Ce lundi de Pâques, alors que les routes de France se remplissent, un constat préoccupant s'installe : 2 039 stations-service, soit environ 20% du total, sont en rupture d'au moins un type de carburant. Cette information a été confirmée par les données gouvernementales relayées par le service statistiques ICI.

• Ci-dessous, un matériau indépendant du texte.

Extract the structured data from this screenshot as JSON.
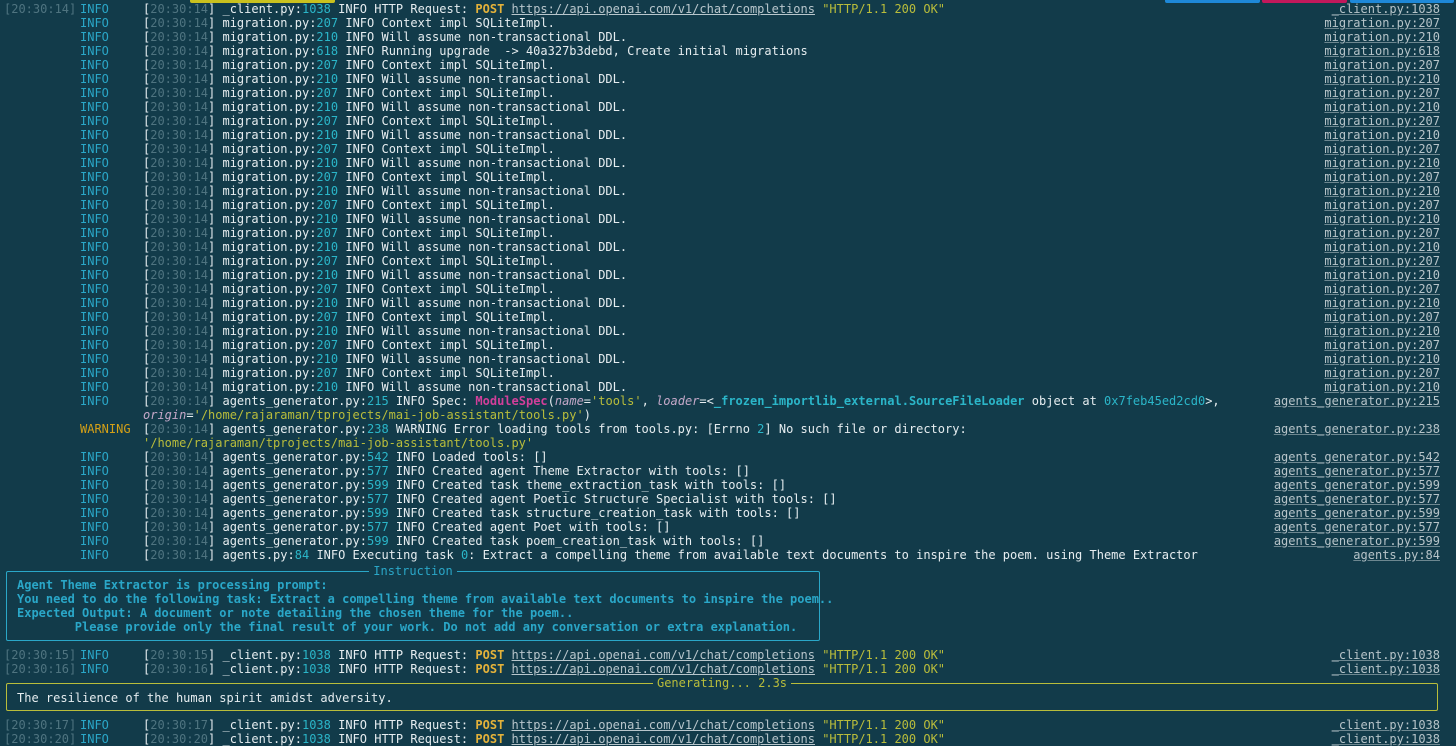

Cela coïncide avec une circulation dense, particulièrement dans le nord-ouest de la France, selon les prévisions de Bison futé. À ces embouteillages s'ajoute un problème d'approvisionnement en carburant qui se renforce depuis le début du conflit au Moyen-Orient, entraînant une flambée des tarifs. En effet, les prix des carburants ont crû de manière exponentielle ces dernières semaines, le gazole atteignant des sommets à plus de 2,20 euros le litre, un record depuis 1985.
Dans un rapport récent, le ministère de l'Énergie a tenté de rassurer les automobilistes en déclarant que la France ne fait pas face à une pénurie de carburant. Toutefois, la réalité sur le terrain semble dire le contraire, les ruptures étant constatées dans les 30 derniers jours.
Aucun risque de pénurie, mais un déséquilibre existant
Frédéric Plan, responsable à la Fédération française des combustibles, a déclaré à franceinfo, "Il n'y a aucun risque de pénurie". Cependant, il mentionne un "désordre quasi organisé" qui contribue à la situation actuelle. Les difficultés de réapprovisionnement touchent spécifiquement certaines stations, souvent liées à des différenciations de vente importantes.
Frédéric Plan explique que les stations Total, par exemple, voient leurs prix maintenus sous le seuil du marché en raison de subventions, ce qui engendre des déséquilibres notables entre les différentes stations. "Certaines vendent jusqu'à 40% de plus que d'autres", ajoute-t-il, soulignant que les volumes de carburants sont en théorie disponibles, mais mal distribués.
Les automobilistes doivent donc faire preuve de prudence et planifier leurs arrêts pour éviter les désagréments en cette période particulièrement chargée.